Впрочем, вероятно, это и были бриллианты. Должно быть, он носил такую одежду при дворе, и Дженива не сомневалась, что он выбрал свой самый роскошный костюм как вызов кузену.
Она посмотрела по сторонам и увидела у алтаря лорда Родгара, он блистал не столь ярким великолепием и все равно выглядел величественным в своем алом с золотом камзоле. Рядом с ним стояла леди Аррадейл в таком же алом платье с большими рубинами на шее.
Дженива оглянулась, и ее взгляд встретился с устремленными на нее глазами Эша. Его губы чуть дрогнули в улыбке, и она не могла не ответить на нее. Ее любовь не исчезла.
Он начал пробираться к ней, но тут дам попросили сесть, и началась служба.
Дженива села и раскрыла молитвенник.
Доктор Иган перемежал службу традиционными рождественскими молитвами и чтением Библии. Дженива страстно молилась о мире. Ночью она жалела о своем высказывании о войне, но не теперь. Может быть, ее слова подтолкнули Эша к мысли о примирении, а важнее этого ничего не было.
Мистер Стэкенхэл, учитель музыки, был ведущим голосом в пении гимнов, но Дженива прислушивалась к голосу Эша. Как всегда, она тихонько пела, но слова гимна приобретали теперь для нее новый смысл.
«Чудо чудное свершилось, Впредь блаженны будем мы! Роза божья распустилась, Разгоняя силы тьмы.»
А затем:
«Вот послушай: звон небесный, Славит милости Христа. И несут нам дар чудесный Всепрощения уста.»
При последних словах последнего гимна она взглянула на Эша.
«Славьте, добрые душою, Славьте Бога в день святой, Славьте, праведник и грешник, Мира и любви покой.»
Когда все выходили из часовни, они с маркизом оказались рядом: это было неизбежно, подумала Дженива, как неизбежны поцелуи морской волны и берега.

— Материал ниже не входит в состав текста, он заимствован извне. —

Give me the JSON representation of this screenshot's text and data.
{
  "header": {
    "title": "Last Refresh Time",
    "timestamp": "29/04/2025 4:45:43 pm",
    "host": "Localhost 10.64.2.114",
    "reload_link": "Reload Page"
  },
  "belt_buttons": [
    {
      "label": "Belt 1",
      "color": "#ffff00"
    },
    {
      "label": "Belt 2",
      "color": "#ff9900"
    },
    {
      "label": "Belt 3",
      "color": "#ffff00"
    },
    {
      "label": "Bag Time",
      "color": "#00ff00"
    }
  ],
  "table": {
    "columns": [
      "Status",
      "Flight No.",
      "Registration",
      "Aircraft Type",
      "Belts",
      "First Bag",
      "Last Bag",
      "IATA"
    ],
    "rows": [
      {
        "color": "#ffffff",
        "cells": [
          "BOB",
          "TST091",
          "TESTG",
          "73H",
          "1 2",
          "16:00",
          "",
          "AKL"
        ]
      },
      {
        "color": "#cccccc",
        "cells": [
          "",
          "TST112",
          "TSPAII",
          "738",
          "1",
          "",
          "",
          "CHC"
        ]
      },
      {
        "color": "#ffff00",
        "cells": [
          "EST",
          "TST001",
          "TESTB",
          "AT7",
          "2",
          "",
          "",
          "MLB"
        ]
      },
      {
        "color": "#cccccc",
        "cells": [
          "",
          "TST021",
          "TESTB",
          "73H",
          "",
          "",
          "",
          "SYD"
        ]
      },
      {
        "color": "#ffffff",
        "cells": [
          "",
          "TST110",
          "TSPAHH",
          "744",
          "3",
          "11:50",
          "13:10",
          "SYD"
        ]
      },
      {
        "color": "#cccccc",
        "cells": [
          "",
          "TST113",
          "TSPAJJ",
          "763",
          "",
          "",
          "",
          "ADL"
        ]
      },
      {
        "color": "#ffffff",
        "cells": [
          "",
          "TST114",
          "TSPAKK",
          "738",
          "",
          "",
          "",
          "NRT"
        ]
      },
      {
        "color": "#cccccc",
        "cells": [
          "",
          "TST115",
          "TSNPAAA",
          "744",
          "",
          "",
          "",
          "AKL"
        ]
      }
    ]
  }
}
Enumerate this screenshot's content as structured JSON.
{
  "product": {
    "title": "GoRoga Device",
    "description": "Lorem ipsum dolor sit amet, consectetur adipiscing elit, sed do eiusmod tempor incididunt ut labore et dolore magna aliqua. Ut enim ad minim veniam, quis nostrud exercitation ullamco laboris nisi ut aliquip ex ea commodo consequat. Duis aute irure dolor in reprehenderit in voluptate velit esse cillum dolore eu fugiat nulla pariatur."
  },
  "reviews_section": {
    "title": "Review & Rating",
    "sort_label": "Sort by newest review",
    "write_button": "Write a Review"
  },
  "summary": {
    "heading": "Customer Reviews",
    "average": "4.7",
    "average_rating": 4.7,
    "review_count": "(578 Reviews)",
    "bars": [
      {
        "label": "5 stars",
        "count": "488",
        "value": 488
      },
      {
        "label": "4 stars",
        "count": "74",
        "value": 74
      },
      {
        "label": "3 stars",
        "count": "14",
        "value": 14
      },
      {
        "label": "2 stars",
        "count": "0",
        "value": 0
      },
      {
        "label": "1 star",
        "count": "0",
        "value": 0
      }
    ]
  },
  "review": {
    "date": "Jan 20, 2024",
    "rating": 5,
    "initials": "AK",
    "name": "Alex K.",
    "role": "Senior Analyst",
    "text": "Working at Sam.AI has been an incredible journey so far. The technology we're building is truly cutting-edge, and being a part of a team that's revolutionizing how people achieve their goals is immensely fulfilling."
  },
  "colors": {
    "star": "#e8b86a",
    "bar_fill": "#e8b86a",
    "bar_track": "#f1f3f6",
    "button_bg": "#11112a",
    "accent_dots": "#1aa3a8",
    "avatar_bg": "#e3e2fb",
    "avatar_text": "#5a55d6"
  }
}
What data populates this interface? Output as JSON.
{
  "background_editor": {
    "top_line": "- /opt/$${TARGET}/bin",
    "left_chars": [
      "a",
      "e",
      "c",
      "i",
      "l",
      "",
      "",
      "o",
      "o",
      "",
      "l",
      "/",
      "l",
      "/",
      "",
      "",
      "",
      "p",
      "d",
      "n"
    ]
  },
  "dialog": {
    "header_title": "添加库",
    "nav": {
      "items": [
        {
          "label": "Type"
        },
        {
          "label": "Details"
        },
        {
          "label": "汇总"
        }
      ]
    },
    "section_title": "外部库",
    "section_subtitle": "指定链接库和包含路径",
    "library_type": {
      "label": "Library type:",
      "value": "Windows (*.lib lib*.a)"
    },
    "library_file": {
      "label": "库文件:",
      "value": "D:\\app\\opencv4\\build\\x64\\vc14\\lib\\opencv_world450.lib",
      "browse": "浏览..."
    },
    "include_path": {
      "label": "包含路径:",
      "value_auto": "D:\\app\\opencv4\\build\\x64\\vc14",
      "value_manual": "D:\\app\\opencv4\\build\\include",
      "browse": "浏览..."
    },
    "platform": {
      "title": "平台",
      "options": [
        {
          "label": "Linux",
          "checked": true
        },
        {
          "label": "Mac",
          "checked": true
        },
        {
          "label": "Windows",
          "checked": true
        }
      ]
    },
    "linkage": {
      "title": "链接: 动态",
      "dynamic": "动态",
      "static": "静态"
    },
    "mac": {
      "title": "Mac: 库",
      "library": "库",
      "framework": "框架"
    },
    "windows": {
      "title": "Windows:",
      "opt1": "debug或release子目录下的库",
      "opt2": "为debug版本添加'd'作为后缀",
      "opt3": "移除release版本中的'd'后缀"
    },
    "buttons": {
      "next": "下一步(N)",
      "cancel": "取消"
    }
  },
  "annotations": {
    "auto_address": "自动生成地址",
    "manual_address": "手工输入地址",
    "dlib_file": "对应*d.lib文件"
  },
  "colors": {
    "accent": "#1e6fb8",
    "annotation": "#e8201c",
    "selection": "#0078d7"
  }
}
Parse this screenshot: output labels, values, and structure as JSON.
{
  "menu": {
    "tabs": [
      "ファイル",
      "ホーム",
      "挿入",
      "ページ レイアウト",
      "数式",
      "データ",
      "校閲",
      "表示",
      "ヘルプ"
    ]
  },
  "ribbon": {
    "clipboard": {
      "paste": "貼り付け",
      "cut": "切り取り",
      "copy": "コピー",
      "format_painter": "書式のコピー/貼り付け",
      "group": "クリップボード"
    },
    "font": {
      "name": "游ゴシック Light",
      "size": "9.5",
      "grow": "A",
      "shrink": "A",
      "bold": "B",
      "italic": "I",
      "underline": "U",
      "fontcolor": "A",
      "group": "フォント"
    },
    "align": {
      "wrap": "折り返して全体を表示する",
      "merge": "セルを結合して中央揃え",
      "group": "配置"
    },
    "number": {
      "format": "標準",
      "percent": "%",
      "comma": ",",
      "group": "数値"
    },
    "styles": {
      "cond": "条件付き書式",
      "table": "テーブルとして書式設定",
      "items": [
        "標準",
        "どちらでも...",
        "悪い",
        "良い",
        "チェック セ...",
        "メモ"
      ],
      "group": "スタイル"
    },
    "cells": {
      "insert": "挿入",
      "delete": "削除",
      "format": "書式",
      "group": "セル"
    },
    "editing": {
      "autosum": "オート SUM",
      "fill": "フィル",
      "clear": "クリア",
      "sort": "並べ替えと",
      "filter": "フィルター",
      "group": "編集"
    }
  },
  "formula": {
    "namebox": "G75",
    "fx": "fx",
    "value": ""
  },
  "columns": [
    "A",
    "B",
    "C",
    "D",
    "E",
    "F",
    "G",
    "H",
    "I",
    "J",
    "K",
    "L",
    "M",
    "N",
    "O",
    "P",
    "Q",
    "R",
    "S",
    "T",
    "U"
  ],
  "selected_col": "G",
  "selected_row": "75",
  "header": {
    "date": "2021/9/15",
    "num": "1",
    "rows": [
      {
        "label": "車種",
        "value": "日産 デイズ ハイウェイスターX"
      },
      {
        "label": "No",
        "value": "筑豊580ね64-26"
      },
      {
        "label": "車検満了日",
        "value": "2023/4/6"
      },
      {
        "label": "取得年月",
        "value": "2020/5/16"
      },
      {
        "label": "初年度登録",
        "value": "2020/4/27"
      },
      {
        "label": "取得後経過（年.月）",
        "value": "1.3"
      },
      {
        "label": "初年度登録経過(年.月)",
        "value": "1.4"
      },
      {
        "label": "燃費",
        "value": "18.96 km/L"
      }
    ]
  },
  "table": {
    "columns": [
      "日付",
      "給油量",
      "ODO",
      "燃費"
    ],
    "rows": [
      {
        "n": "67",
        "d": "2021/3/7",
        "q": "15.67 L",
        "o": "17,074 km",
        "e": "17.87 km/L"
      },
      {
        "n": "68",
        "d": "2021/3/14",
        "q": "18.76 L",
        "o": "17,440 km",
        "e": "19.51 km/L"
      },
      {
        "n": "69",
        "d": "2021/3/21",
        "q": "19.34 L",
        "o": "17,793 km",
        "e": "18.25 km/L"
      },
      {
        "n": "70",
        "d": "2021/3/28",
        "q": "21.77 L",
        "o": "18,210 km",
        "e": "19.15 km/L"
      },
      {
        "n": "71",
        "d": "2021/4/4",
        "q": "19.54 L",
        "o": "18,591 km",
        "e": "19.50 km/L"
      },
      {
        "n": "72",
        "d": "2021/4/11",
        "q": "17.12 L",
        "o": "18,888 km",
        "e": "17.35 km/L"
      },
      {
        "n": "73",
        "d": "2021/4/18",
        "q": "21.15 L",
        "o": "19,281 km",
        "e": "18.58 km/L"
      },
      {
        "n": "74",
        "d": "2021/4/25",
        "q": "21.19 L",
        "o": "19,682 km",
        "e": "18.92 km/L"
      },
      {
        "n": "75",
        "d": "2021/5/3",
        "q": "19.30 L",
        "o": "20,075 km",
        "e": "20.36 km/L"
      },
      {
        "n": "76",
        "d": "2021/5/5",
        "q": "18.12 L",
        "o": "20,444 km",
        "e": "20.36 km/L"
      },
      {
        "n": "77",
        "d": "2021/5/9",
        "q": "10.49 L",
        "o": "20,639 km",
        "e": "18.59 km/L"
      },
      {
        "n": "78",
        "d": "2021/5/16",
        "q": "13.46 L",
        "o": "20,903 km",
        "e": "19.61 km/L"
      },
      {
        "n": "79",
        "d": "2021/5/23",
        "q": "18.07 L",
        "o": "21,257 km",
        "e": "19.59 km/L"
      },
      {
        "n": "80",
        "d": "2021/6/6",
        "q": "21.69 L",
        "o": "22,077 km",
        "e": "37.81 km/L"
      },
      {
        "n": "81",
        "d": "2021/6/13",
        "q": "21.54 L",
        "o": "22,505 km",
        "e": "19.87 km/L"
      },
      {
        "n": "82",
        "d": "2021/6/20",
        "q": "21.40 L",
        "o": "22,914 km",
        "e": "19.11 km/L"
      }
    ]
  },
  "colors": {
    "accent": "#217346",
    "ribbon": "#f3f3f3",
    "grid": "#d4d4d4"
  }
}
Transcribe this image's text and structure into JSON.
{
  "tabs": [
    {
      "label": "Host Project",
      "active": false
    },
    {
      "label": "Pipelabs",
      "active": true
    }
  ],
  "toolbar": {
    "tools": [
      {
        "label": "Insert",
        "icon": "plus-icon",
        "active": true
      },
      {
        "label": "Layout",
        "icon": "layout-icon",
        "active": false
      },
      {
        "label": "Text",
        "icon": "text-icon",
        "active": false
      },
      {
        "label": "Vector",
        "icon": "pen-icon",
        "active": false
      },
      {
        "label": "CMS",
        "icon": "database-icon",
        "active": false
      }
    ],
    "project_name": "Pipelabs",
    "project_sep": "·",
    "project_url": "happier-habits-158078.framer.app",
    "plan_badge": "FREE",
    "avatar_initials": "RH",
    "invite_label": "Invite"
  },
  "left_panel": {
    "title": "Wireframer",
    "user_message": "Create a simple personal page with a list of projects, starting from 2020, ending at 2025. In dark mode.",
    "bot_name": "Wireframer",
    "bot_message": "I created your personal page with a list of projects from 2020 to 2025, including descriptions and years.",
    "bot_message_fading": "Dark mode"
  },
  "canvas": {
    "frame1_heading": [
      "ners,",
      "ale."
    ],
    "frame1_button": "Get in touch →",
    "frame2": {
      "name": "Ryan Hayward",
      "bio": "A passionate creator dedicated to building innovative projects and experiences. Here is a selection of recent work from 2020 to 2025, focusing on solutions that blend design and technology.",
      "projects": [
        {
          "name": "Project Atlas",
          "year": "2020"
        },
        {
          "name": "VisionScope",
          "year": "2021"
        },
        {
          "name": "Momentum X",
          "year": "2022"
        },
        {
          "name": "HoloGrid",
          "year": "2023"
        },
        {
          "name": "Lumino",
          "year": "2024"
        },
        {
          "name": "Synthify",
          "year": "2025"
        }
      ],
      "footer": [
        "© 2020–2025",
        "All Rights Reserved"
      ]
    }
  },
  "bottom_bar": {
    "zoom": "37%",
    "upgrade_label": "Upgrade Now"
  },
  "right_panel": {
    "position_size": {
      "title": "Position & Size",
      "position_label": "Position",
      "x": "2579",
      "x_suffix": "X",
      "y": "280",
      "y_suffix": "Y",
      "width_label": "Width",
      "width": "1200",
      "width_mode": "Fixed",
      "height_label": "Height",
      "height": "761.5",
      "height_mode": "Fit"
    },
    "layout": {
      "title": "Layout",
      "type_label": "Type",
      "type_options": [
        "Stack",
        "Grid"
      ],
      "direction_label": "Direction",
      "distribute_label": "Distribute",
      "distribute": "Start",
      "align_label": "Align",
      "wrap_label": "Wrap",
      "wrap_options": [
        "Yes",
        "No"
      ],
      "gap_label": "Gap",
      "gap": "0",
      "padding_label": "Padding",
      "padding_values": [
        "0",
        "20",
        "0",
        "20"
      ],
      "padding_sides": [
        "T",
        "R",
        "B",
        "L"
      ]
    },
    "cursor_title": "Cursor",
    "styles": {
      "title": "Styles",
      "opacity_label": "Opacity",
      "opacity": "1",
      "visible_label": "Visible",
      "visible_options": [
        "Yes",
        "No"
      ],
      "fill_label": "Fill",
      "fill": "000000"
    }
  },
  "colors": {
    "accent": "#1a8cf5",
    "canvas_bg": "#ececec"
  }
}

— Привет. Не правда ли, чудное утро? Ты выглядишь как утренняя заря, Дженива.
Она знала, что краснеет, а от этих слов покраснела еще больше.
— А ты похож на серафима.
— Что? — Его глаза весело вспыхнули. — Меня никто не называл ангелом с тех времен, когда я был ребенком.
Она поделилась с ним своим первым впечатлением, восхищаясь изумительно вышитыми цветами, украшавшими спереди его бархатный камзол цвета слоновой кости рисунком шириной не менее восьми дюймов.
— Мне стало даже стыдно за мои «цветы на снегу». — При иных обстоятельствах Джениве пришлось бы долго объяснять ему, что это за цветы и что заставило вспомнить о ее рукоделии и их встрече, но теперь они лишь молча, одними взглядами, поделились этими воспоминаниями. — Меня удивляет, что кто-то, кроме ангела, осмеливается носить такую одежду.
Эш с недоумением оглядел себя:
— И почему же?
— Простой смертный может посадить на нее пятно от соуса.
Маркиз засмеялся:
— Я бы просто приказал вышить еще один цветок. Иметь богатую вышивку не только практично, но и выгодно, как ты видишь.
Он сказал это, как будто угадывая ее мысли: ведь не далее как этой ночью она размышляла о том, что бережливость и практичность могут заменить богатство; однако сейчас это показалось ей смешным.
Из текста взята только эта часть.